Only the end changes then to propose forms more or less rounded (or square). The shank, the piece that starts from the heel to go down to the front of the shoe, the center piece of the shoe (it is he who keeps the shoe and prevents it from sagging) although invisible, is made of leather and metal as on high-end models.
Finally the rod, that is to say, all the parts that form the top of the shoe is mounted hand.
That is to say that the step of applying the rod on the form and pull it so that it is sculpted in the form of … the form, is performed manually. This is an important and particularly physical step.
Could we have even better?
Possible, but certainly not keeping this price range. The only defect, purely aesthetic, that I found at my pair of boots was the half-moon of leather at the point where the guarantors meet (valid only for oxfords), but it disappeared on the most recent series, and was replaced by a stopping point, more discreet and elegant finish for my taste….
WHY I HAVE HITCHED ON HERE?
The shoe market is complex. It was even more so a few years ago. Finding patterns that come out of classical patterns and colors remains complicated because they are in the minority. Especially if you want to keep an irreproachable quality (at a price not too cleavable). When Justin presented his collection, I was immediately conquered. Being an amateur bi-material, I was served, and many models corresponded to what I would have liked to add in my closets.
If I add to that the fact that Justin is trying to come to Paris once a year, which makes it possible to try the shoes and see the new models in real life, and that Justin is someone extremely friendly who does not Do not be afraid to talk to everyone and talk about your passion, what more?
In addition, he was joined in recent months by a French collaborator, Eric, whom you can directly contact
THREE CLASSIC BRANDS, FOR THREE DIFFERENT STYLES
I was a customer at Justin very early, during the first Parisian Trunk Show, I took the opportunity to try and leave with the model Wedgwood, a richelieu boot proposed for the occasion in burgundy bi-material.
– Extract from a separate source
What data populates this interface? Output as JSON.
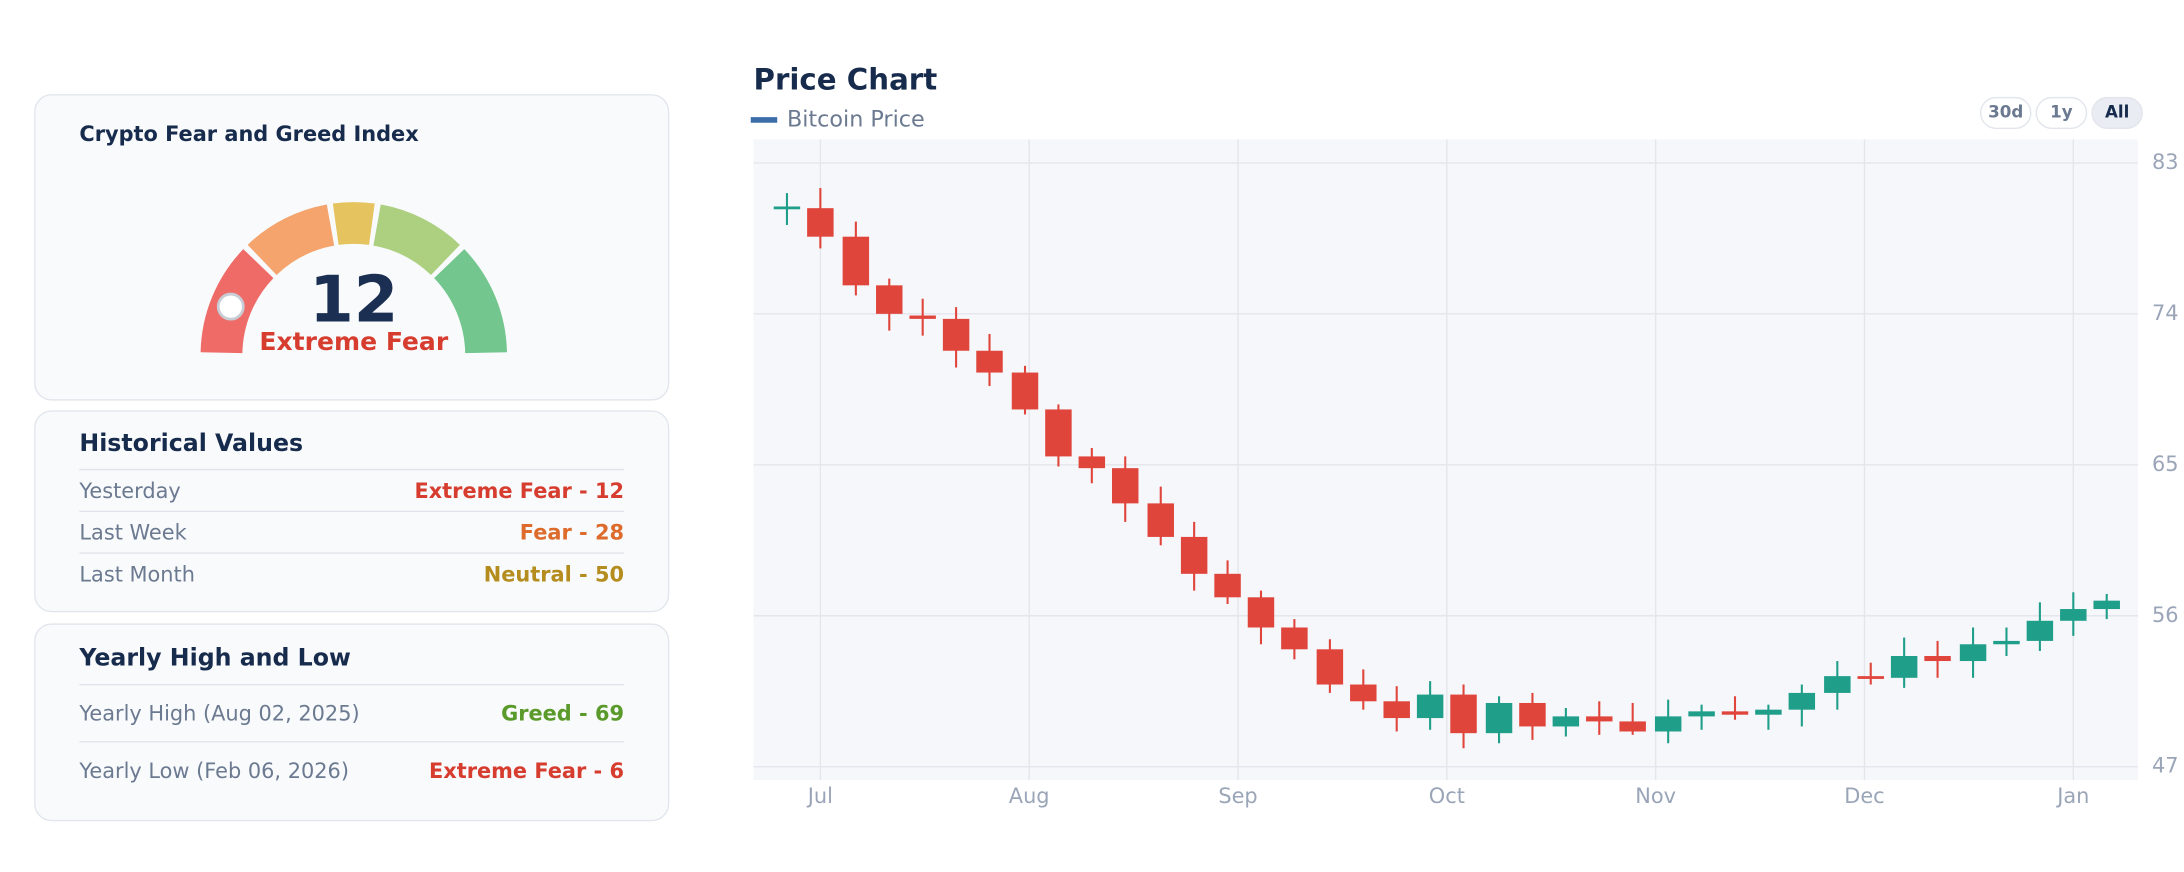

Extremely elegant, it is a perfect model to change black and brown chocolate in a formal outfit. As it is an ankle, although the calf-velvet part is the majority, it remains relatively invisible.
So I’ll be honest, although I wear it regularly for almost 5 years, this is not the model that I have most frequently at the feet. The disadvantage of a richelieu boot is that it takes a little more time to lace it, to reserve the morning where we are not too late.
This first purchase was an opportunity to confirm the fittings at the Trunk Show. Justin’s shapes fit me extremely well. This boot is part of the shoes that fit me best, I can wear it for a long day standing (like Pitti) without it becoming unpleasant to wear.
After this first successful test, I decided to add a more versatile model to my closet. Leaving to have pairs that go well, as much as possible to put them as frequently as possible. I chose (during the second passage of Justin) to order the most classic model that can be found, a brown stretched brogue.
Neither too formal nor too casual, it is a model that can be associated with everything, a blue suit, gray pants, jeans 2 … The first model we should have. So I chose Magnolia in Justin’s collection. A choice that I do not regret, this pair is one of those I always have at hand, when I do not want to take too much time to choose what I have to wear, it’s one of 3-4 pairs that I have by default….
As you can imagine, if I regularly complete my wardrobe with new pairs, it is because my feelings are very positive. In use, my different pairs age very well and maintain easily (I take this opportunity to thank Romain, polish Paris, for the last beauty of my 3 pairs).
THE FINAL WORD
Successfully creating a line of shoes that is slightly more original than average, and easy to fit into an outfit is not easy. Justin Fitzpatrick has managed to become in a few years a brand that counts in the calleophilus community and to offer a consistent offer and a true vision of style.
The investment is not trivial and the 385 euros that must be spent remain a sum. But it remains a good value for this range of shoes.